Participants
In this prospective observational study, 200 consecutive patients with DTC at E-Da Hospital, Kaohsiung City, Taiwan, were recruited from January 2015 to December 2018. All patients aged between 20 and 85 years who had undergone thyroid surgery, were receiving levothyroxine treatment, and did not have metastasis were included. We excluded patients with cognitive deficits that prevented them from understanding the study’s purpose or completing the questionnaire. A face-to-face interview was conducted, and they then completed—at the following two time points—a questionnaire rating their mental health status (symptoms of common mental disorders such as depression and anxiety) and HRQoL: while hospitalized for therapeutic RAI and 1 month after the treatment. The participants provided written informed consent, and the Ethics Committee of the hospital approved the present study. The participants’ demographic data and clinical history (including hypertension, diabetes, hyperlipidemia, history of psychiatric follow-up with treatment, and thyroid hormone withdrawal or recombinant human thyroid-stimulating hormone [rhTSH] use before RAI) were recorded, and free thyroid hormone (free T4) and thyroid-stimulating hormone (TSH) levels were measured at baseline.
Study instruments
The 36-item Short Form Health Survey (SF-36)

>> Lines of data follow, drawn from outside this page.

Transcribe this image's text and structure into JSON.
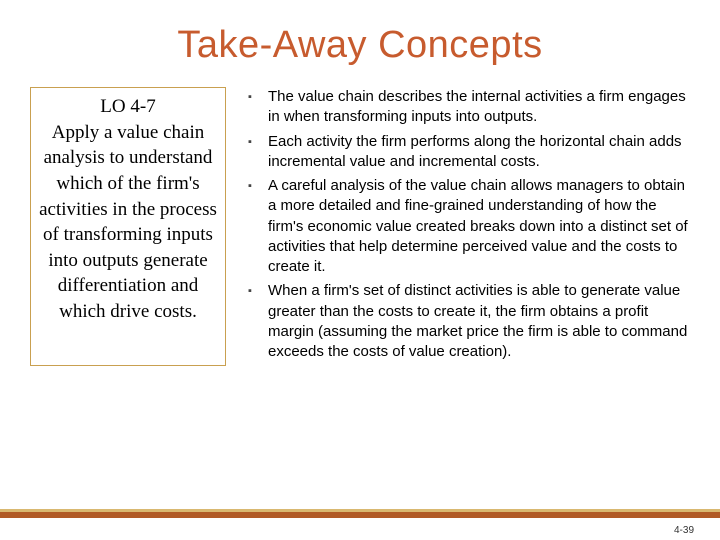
{
  "title": "Take-Away Concepts",
  "left": {
    "lo_label": "LO 4-7",
    "lo_text": "Apply a value chain analysis to understand which of the firm's activities in the process of transforming inputs into outputs generate differentiation and which drive costs."
  },
  "bullets": [
    "The value chain describes the internal activities a firm engages in when transforming inputs into outputs.",
    "Each activity the firm performs along the horizontal chain adds incremental value and incremental costs.",
    "A careful analysis of the value chain allows managers to obtain a more detailed and fine-grained understanding of how the firm's economic value created breaks down into a distinct set of activities that help determine perceived value and the costs to create it.",
    "When a firm's set of distinct activities is able to generate value greater than the costs to create it, the firm obtains a profit margin (assuming the market price the firm is able to command exceeds the costs of value creation)."
  ],
  "page_number": "4-39",
  "colors": {
    "title": "#c75b2e",
    "box_border": "#c9a050",
    "footer_bar": "#b15a26",
    "footer_accent": "#d9b870"
  }
}
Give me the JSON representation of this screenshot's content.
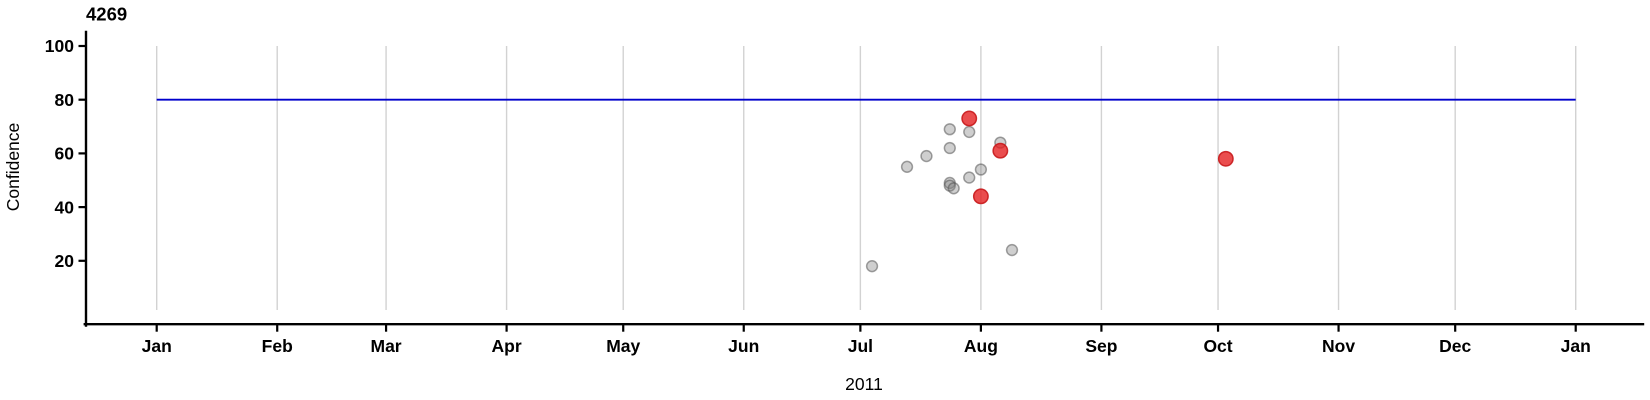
{
  "chart_data": {
    "type": "scatter",
    "title": "4269",
    "xlabel": "2011",
    "ylabel": "Confidence",
    "x_axis": {
      "year": "2011",
      "tick_labels": [
        "Jan",
        "Feb",
        "Mar",
        "Apr",
        "May",
        "Jun",
        "Jul",
        "Aug",
        "Sep",
        "Oct",
        "Nov",
        "Dec",
        "Jan"
      ],
      "tick_days": [
        0,
        31,
        59,
        90,
        120,
        151,
        181,
        212,
        243,
        273,
        304,
        334,
        365
      ],
      "range_days": [
        0,
        365
      ],
      "grid": true
    },
    "y_axis": {
      "ticks": [
        100,
        80,
        60,
        40,
        20
      ],
      "tick_labels": [
        "100",
        "80",
        "60",
        "40",
        "20"
      ],
      "range": [
        0,
        105
      ],
      "grid": false
    },
    "reference_line": {
      "y": 80,
      "color": "#0000cc"
    },
    "series": [
      {
        "name": "gray",
        "marker": {
          "fill": "#828282",
          "fill_opacity": 0.38,
          "stroke": "#555555",
          "stroke_opacity": 0.55,
          "radius": 5.4
        },
        "points": [
          {
            "date": "Jul 4",
            "day": 184,
            "confidence": 18
          },
          {
            "date": "Jul 13",
            "day": 193,
            "confidence": 55
          },
          {
            "date": "Jul 18",
            "day": 198,
            "confidence": 59
          },
          {
            "date": "Jul 24",
            "day": 204,
            "confidence": 69
          },
          {
            "date": "Jul 24",
            "day": 204,
            "confidence": 62
          },
          {
            "date": "Jul 24",
            "day": 204,
            "confidence": 49
          },
          {
            "date": "Jul 24",
            "day": 204,
            "confidence": 48
          },
          {
            "date": "Jul 25",
            "day": 205,
            "confidence": 47
          },
          {
            "date": "Jul 29",
            "day": 209,
            "confidence": 68
          },
          {
            "date": "Jul 29",
            "day": 209,
            "confidence": 51
          },
          {
            "date": "Aug 1",
            "day": 212,
            "confidence": 54
          },
          {
            "date": "Aug 6",
            "day": 217,
            "confidence": 64
          },
          {
            "date": "Aug 9",
            "day": 220,
            "confidence": 24
          }
        ]
      },
      {
        "name": "red",
        "marker": {
          "fill": "#e41b1c",
          "fill_opacity": 0.78,
          "stroke": "#c81a1c",
          "stroke_opacity": 0.9,
          "radius": 7.2
        },
        "points": [
          {
            "date": "Jul 29",
            "day": 209,
            "confidence": 73
          },
          {
            "date": "Aug 6",
            "day": 217,
            "confidence": 61
          },
          {
            "date": "Aug 1",
            "day": 212,
            "confidence": 44
          },
          {
            "date": "Oct 3",
            "day": 275,
            "confidence": 58
          }
        ]
      }
    ]
  }
}
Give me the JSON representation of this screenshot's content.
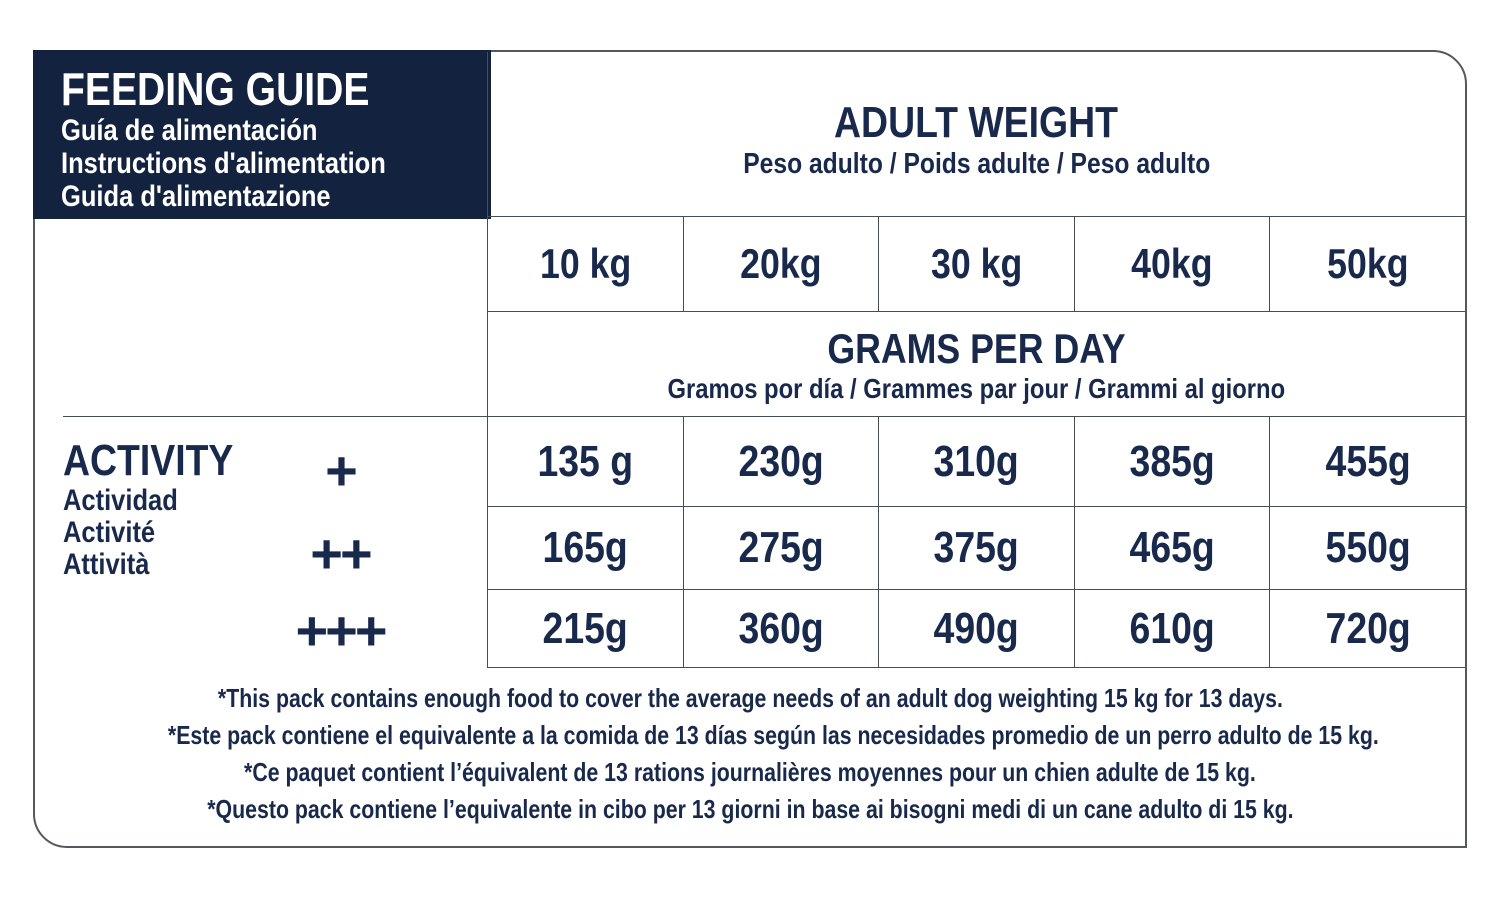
{
  "colors": {
    "navy": "#13233f",
    "ink": "#18294b",
    "grid": "#474c55"
  },
  "header": {
    "title": "FEEDING GUIDE",
    "subtitles": [
      "Guía de alimentación",
      "Instructions d'alimentation",
      "Guida d'alimentazione"
    ]
  },
  "adult_weight": {
    "title": "ADULT WEIGHT",
    "subtitle": "Peso adulto / Poids adulte / Peso adulto"
  },
  "weights": [
    "10 kg",
    "20kg",
    "30 kg",
    "40kg",
    "50kg"
  ],
  "grams_per_day": {
    "title": "GRAMS PER DAY",
    "subtitle": "Gramos por día / Grammes par jour / Grammi al giorno"
  },
  "activity": {
    "title": "ACTIVITY",
    "subtitles": [
      "Actividad",
      "Activité",
      "Attività"
    ],
    "levels": [
      "+",
      "++",
      "+++"
    ]
  },
  "table": {
    "rows": [
      {
        "level": "+",
        "values": [
          "135 g",
          "230g",
          "310g",
          "385g",
          "455g"
        ]
      },
      {
        "level": "++",
        "values": [
          "165g",
          "275g",
          "375g",
          "465g",
          "550g"
        ]
      },
      {
        "level": "+++",
        "values": [
          "215g",
          "360g",
          "490g",
          "610g",
          "720g"
        ]
      }
    ]
  },
  "footnotes": [
    "*This pack contains enough food to cover the average needs of an adult dog weighting 15 kg for 13 days.",
    "*Este pack contiene el equivalente a la comida de 13 días según las necesidades promedio de un perro adulto de 15 kg.",
    "*Ce paquet contient l’équivalent de 13 rations journalières moyennes pour un chien adulte de 15 kg.",
    "*Questo pack contiene l’equivalente in cibo per 13 giorni in base ai bisogni medi di un cane adulto di 15 kg."
  ]
}
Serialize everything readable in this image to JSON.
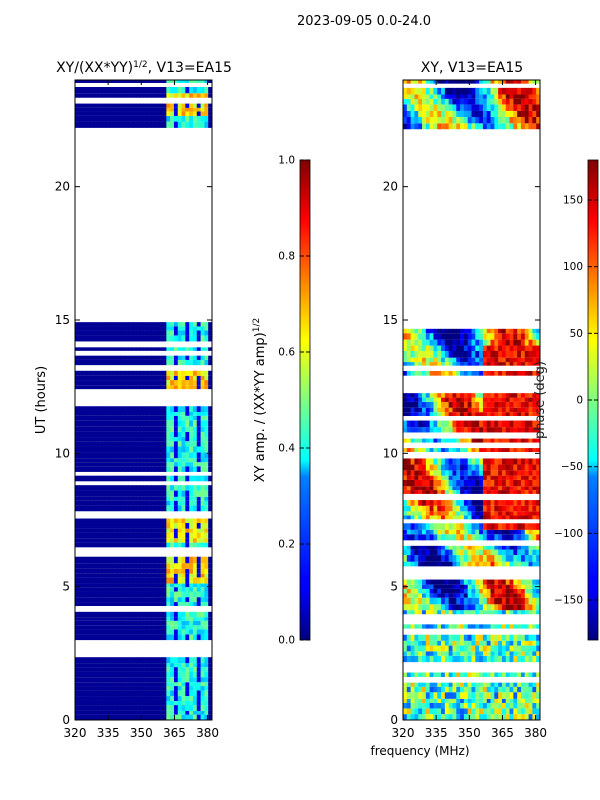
{
  "figure": {
    "suptitle": "2023-09-05 0.0-24.0"
  },
  "chart_data": [
    {
      "type": "heatmap",
      "title": "XY/(XX*YY)^{1/2}, V13=EA15",
      "title_parts": {
        "base": "XY/(XX*YY)",
        "sup": "1/2",
        "tail": ", V13=EA15"
      },
      "xlabel": "",
      "ylabel": "UT (hours)",
      "xlim": [
        320,
        382
      ],
      "ylim": [
        0,
        24
      ],
      "xticks": [
        320,
        335,
        350,
        365,
        380
      ],
      "yticks": [
        0,
        5,
        10,
        15,
        20
      ],
      "colorbar": {
        "label": "XY amp. / (XX*YY amp)^{1/2}",
        "label_parts": {
          "base": "XY amp. / (XX*YY amp)",
          "sup": "1/2"
        },
        "range": [
          0.0,
          1.0
        ],
        "ticks": [
          "0.0",
          "0.2",
          "0.4",
          "0.6",
          "0.8",
          "1.0"
        ],
        "tick_values": [
          0.0,
          0.2,
          0.4,
          0.6,
          0.8,
          1.0
        ],
        "colormap": "jet"
      },
      "data_gap_hours": [
        15.05,
        22.1
      ],
      "description_values": {
        "background_channels": 0.02,
        "active_band_mhz": [
          360,
          379
        ],
        "active_band_values": [
          0.35,
          0.75
        ]
      }
    },
    {
      "type": "heatmap",
      "title": "XY, V13=EA15",
      "xlabel": "frequency (MHz)",
      "ylabel": "",
      "xlim": [
        320,
        382
      ],
      "ylim": [
        0,
        24
      ],
      "xticks": [
        320,
        335,
        350,
        365,
        380
      ],
      "yticks": [
        0,
        5,
        10,
        15,
        20
      ],
      "colorbar": {
        "label": "phase (deg)",
        "range": [
          -180,
          180
        ],
        "ticks": [
          "−150",
          "−100",
          "−50",
          "0",
          "50",
          "100",
          "150"
        ],
        "tick_values": [
          -150,
          -100,
          -50,
          0,
          50,
          100,
          150
        ],
        "colormap": "jet"
      },
      "data_gap_hours": [
        15.05,
        22.1
      ]
    }
  ],
  "colors": {
    "jet_dark_blue": "#00007f",
    "jet_blue": "#0000ff",
    "jet_cyan": "#00ffff",
    "jet_yellow": "#ffff00",
    "jet_red": "#ff0000",
    "jet_dark_red": "#7f0000"
  }
}
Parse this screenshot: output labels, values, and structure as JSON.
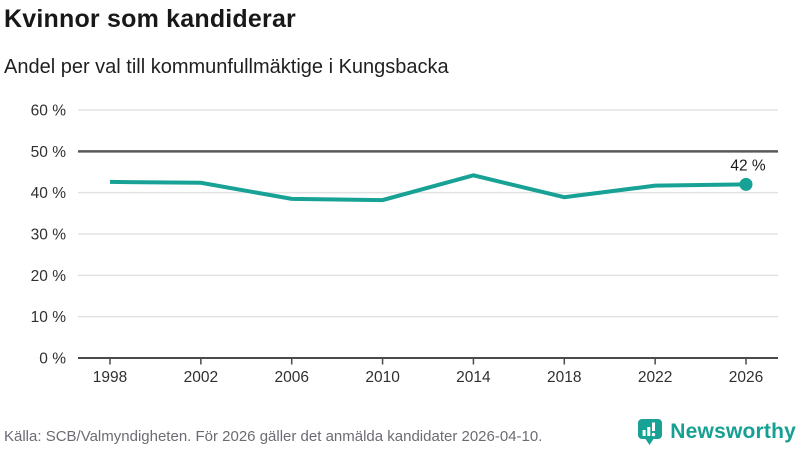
{
  "header": {
    "title": "Kvinnor som kandiderar",
    "subtitle": "Andel per val till kommunfullmäktige i Kungsbacka"
  },
  "chart_data": {
    "type": "line",
    "title": "Kvinnor som kandiderar",
    "subtitle": "Andel per val till kommunfullmäktige i Kungsbacka",
    "x": [
      1998,
      2002,
      2006,
      2010,
      2014,
      2018,
      2022,
      2026
    ],
    "values": [
      42.6,
      42.4,
      38.5,
      38.2,
      44.2,
      38.9,
      41.7,
      42
    ],
    "unit": "%",
    "ylim": [
      0,
      60
    ],
    "yticks": [
      0,
      10,
      20,
      30,
      40,
      50,
      60
    ],
    "ytick_suffix": " %",
    "reference_line": 50,
    "end_label": "42 %",
    "grid": "on",
    "legend": "none"
  },
  "colors": {
    "line": "#17a295",
    "dot": "#17a295",
    "grid": "#e2e2e2",
    "reference_line": "#58595b",
    "axis": "#4a4a4a",
    "tick_label": "#303030",
    "end_label": "#1a1a1a",
    "brand": "#16a093"
  },
  "footer": {
    "source": "Källa: SCB/Valmyndigheten. För 2026 gäller det anmälda kandidater 2026-04-10.",
    "brand": "Newsworthy"
  }
}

The SF-36, originally developed from the Medical Outcomes Study, has been a useful instrument in clinical practice and research (9). The Taiwanese version of the SF-36 has been validated for HRQoL assessment in the Taiwanese population (10), (11). It measures eight dimensions of health: physical functioning (PF), role limitations due to physical problems (RP), bodily pain (BP), general health perceptions (GH), vitality (VT), social functioning (SF), role limitations due to emotional problems (RE), and mental health (MH), and can also be divided into two categories: Physical Component Summary (PCS) and Mental Component Summary (MCS). Higher scores indicate a personal perception of better HRQoL.
Chinese Health Questionnaire
The Chinese Health Questionnaire (CHQ) is a 12-question, 2-reverse question, 0–1-point questionnaire used to screen somatic and psychic anxiety symptoms, social dysfunction, self-confidence, and hope, all suggestive of nonpsychotic and anxiety symptoms in common mental disorders (CMDs). The questionnaire was derived from the General Health Questionnaire, with the addition of specially designed, culturally relevant items (12). For minor psychiatric morbidities, the questionnaire had sensitivity and specificity of 70% and 95%, respectively, in a community study (13). A Cronbach’s α of 0.84 and internal consistency of 0.79 were demonstrated for the CHQ (14). The cutoff point in Taiwanese community surveys was > 4 points.
Taiwanese Depression Questionnaire
The Taiwanese Depression Questionnaire (TDQ) is an 18-question, 0–3-point questionnaire used for screening clinical depressive symptoms. It is a culturally specific depression self-rating instrument for use in Taiwan (15). It has a Cronbach’s α of 0.90 and sensitivity and specificity of 0.89 and 0.92, respectively. The cutoff point in the Taiwanese community population is > 18 points.
Statistical analysis
Descriptive results regarding continuous variables are presented as the mean ± standard deviation (SD), and categorical variables are presented as numbers and percentages. We compared the mental health status of patients with versus without recombinant human thyroid stimulating hormone (rhTSH) use before RAI. We also compared baseline HRQoL between our patients and the Taiwanese reference population (age: 45–54 years) (10). In longitudinal analyses, all factors at baseline (age; sex; body mass index; history of hypertension, diabetes, and hyperlipidemia; psychiatric follow-up and treatment history; CHQ score; TDQ score; and free T4 and TSH levels) were included in the linear regression models to identify variables that can independently predict mental health and psychiatric symptoms (using TDQ and CHQ scores as dependent variables) and HRQoL (using the scores of eight dimensions of the SF-36 as dependent variables) at 1 month after RAI therapy. All analyses were performed using SPSS version 19.0 for Windows (IBM, USA). The study was approved by the Institutional Review Board of E-Da Hospital.